I find the parser *without* yield-from to be much easier to follow
what's going on, actually... and don't see what benefit was obtained
by the additional complication of using send().
>>In any case, you didn't address the confusion issue: the inability
>>of generators to return a value is there for a good reason,
>
>It's there because formerly there was nowhere for the
>return value to go. If there is somewhere for it to go,
>the restriction will no longer be needed.
But that's begging the question (in the original meaning of the
phrase) of why we *want* to have two ways to return data from a generator.

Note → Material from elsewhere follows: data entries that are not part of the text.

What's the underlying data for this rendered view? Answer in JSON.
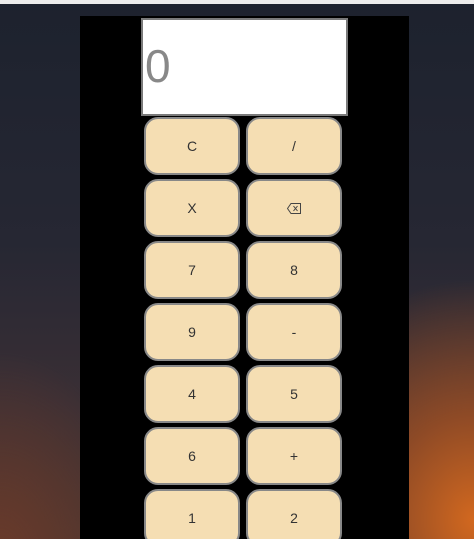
{
  "display": {
    "value": "0"
  },
  "keys": [
    {
      "label": "C"
    },
    {
      "label": "/"
    },
    {
      "label": "X"
    },
    {
      "label": "",
      "icon": "backspace-icon"
    },
    {
      "label": "7"
    },
    {
      "label": "8"
    },
    {
      "label": "9"
    },
    {
      "label": "-"
    },
    {
      "label": "4"
    },
    {
      "label": "5"
    },
    {
      "label": "6"
    },
    {
      "label": "+"
    },
    {
      "label": "1"
    },
    {
      "label": "2"
    }
  ],
  "colors": {
    "panel": "#000000",
    "key_fill": "#f5deb3",
    "key_border": "#888888",
    "display_text": "#888888"
  }
}
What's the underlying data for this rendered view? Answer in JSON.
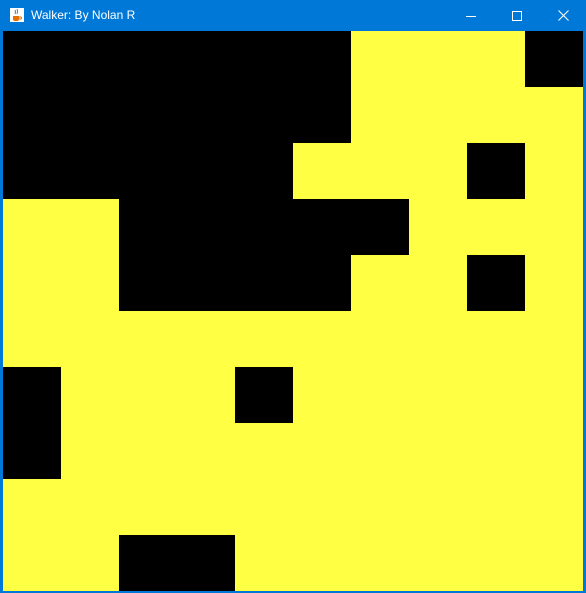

>As for confusion, we ignore the return values of function
>calls all the time, without worrying that someone might be
>confused by the fact that their return value doesn't go
>anywhere. And that's the right way to think of a yield-from
>expression -- as a kind of function call, not a kind of yield.
But it's not a function call -- it's multiple *inverted* function
calls, followed by special handling of the last iteration of the
iterator it takes.
The control flow is also hard to explain, as is the implementation.
>If there's anything confusing, it's the presence of the
>word 'yield'. Its only virtue is that it gives a clue that
>the construct has something to do with generators, but
>you'll have to RTM to find out exactly what. Nobody has
>thus far suggested any better name, however.
Perhaps this is because it's not that interesting of a feature. As I
said, I wouldn't fight a yield-from statement without all this
return-value stuff, although it still seems like too much trouble to me.